Homme ou Femme, on se délecte à  la lecture de ce billet, où Madame Poppins écrit entre autres :

J’ai repensé à  toutes ces petites et grandes choses que vous faites pour nous. Tous les jours.

Ca commence très jeune, ces choses. La première, c’est vers l’âge de quatre ans, lorsque vous tentez de comprendre en quoi habiller et bercer une petite poupée, la promener dans une poussette rose à  volants blancs peut présenter le moindre intérêt, alors que votre vélo dort contre un mur et que votre déguisement de pirate est caché dans une malle parce qu’il fait peur à  Anaïs.
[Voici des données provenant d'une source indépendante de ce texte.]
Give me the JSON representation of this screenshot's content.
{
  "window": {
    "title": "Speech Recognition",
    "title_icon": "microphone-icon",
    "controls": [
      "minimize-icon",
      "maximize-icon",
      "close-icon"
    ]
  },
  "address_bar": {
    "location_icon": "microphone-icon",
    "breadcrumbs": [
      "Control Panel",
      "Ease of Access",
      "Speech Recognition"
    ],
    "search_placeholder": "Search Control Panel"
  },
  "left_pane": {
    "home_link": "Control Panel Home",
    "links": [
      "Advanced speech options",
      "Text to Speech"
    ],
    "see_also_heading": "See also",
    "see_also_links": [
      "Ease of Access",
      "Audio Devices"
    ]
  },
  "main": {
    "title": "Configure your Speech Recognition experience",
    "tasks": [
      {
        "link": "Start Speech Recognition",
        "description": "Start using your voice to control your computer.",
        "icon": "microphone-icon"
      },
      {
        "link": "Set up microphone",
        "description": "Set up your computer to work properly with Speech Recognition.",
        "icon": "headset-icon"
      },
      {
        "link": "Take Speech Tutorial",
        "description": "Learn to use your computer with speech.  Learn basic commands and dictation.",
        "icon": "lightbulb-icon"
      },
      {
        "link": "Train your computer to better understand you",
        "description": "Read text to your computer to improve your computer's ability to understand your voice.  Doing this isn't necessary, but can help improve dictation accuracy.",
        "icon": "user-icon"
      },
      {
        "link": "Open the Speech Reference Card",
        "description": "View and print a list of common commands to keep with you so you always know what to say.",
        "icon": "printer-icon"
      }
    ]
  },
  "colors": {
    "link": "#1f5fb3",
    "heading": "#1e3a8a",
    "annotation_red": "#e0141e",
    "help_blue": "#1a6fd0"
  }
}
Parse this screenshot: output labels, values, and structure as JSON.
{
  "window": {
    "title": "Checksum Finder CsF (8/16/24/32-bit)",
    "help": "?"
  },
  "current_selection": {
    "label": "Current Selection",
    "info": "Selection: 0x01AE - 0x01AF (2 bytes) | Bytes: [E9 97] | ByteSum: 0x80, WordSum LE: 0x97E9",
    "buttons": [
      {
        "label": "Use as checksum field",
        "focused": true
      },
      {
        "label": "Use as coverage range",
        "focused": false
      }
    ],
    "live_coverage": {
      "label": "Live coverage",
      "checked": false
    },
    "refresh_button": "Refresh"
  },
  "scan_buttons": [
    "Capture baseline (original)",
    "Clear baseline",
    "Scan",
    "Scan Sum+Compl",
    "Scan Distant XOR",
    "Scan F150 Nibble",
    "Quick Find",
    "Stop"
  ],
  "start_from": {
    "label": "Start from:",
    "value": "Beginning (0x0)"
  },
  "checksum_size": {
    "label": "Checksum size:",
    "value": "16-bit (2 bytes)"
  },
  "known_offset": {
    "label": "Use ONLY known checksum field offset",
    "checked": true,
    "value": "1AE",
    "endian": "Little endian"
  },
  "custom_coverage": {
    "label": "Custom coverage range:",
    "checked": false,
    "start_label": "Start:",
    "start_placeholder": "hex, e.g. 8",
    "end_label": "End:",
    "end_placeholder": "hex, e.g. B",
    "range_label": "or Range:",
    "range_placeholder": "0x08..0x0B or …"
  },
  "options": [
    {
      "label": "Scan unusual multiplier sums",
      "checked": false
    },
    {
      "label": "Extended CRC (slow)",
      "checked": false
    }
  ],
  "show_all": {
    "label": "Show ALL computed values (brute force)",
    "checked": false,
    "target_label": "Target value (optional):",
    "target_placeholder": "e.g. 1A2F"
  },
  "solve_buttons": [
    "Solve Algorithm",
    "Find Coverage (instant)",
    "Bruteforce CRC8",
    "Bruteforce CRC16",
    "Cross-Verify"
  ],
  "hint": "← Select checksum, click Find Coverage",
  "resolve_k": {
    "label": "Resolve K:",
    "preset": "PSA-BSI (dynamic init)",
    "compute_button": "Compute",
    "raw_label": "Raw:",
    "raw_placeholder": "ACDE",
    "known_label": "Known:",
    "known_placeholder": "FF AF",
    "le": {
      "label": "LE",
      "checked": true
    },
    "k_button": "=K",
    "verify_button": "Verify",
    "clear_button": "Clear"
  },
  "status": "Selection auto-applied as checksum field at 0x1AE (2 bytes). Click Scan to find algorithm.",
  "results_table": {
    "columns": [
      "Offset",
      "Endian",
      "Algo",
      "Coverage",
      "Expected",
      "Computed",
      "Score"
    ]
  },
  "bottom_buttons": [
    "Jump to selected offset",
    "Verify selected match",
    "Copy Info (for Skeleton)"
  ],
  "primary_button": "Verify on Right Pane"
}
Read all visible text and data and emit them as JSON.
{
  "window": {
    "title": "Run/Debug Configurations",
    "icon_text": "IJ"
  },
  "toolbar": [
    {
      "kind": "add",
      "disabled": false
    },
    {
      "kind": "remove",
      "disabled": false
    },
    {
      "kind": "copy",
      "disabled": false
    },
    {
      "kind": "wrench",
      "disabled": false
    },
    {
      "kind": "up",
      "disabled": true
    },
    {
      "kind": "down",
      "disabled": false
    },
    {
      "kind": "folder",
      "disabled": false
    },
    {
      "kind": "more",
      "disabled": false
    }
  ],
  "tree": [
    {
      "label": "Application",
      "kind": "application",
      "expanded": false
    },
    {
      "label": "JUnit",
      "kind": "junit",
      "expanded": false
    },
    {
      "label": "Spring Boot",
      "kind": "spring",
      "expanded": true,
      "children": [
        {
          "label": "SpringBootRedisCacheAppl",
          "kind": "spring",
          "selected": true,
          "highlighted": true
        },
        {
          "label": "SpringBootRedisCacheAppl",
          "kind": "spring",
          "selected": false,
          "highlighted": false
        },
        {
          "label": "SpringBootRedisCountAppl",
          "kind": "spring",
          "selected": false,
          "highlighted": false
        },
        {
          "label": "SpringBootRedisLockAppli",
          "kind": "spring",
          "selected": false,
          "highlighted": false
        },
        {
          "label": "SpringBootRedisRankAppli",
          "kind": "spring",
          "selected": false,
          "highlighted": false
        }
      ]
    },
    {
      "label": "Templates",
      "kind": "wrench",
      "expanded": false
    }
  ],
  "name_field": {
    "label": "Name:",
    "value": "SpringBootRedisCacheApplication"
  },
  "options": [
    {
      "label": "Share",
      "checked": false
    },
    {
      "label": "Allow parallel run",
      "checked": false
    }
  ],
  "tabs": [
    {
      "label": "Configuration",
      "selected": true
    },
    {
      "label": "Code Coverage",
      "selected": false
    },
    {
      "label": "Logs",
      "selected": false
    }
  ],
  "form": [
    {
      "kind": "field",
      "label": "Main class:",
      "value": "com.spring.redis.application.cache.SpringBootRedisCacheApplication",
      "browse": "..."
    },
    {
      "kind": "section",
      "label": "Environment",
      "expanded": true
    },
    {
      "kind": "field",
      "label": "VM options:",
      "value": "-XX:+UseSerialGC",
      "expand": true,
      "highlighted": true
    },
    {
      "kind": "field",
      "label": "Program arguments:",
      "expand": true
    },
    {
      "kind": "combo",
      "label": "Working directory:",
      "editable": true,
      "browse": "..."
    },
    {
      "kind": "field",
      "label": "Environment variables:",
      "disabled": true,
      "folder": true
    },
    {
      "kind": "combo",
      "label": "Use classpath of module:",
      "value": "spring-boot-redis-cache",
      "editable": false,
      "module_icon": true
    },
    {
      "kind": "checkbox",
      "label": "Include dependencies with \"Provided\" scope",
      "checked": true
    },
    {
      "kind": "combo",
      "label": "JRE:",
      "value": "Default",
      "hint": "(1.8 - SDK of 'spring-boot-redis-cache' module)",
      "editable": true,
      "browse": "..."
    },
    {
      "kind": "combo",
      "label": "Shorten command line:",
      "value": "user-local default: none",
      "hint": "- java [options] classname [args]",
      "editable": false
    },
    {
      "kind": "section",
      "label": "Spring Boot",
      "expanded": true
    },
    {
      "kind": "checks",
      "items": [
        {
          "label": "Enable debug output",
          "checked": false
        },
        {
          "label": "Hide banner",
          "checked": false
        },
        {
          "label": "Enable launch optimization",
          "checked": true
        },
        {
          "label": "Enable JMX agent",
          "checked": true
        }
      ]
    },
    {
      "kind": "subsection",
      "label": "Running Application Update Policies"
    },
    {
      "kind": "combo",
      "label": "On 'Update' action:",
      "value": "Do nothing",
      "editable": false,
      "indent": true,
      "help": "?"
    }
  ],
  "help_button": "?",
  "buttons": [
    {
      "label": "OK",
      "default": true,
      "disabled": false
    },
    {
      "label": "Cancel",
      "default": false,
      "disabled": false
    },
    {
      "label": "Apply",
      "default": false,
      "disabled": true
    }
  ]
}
Ensuite, vers sept ans, parce que Charlotte n’aime pas grimper aux arbres, vous passez des heures dans le bac à  sable, sans lancer de sable justement, rien que pour être avec elle, tandis que vos copains tapent ou dans un ballon ou sur un autre petit copain, art dans lequel vous excellez pourtant, au grand désespoir de votre mère.

 Un blog de filles pour vous Messieurs

« Juliette, » 4 ans, pirate et footballeuse ;-)

Photo publiée avec l’accord de sa maman, prouvant que les petites filles ne jouent pas seulement avec leurs poupées et qu’elles n’ont pas uniquement des robes de princesse!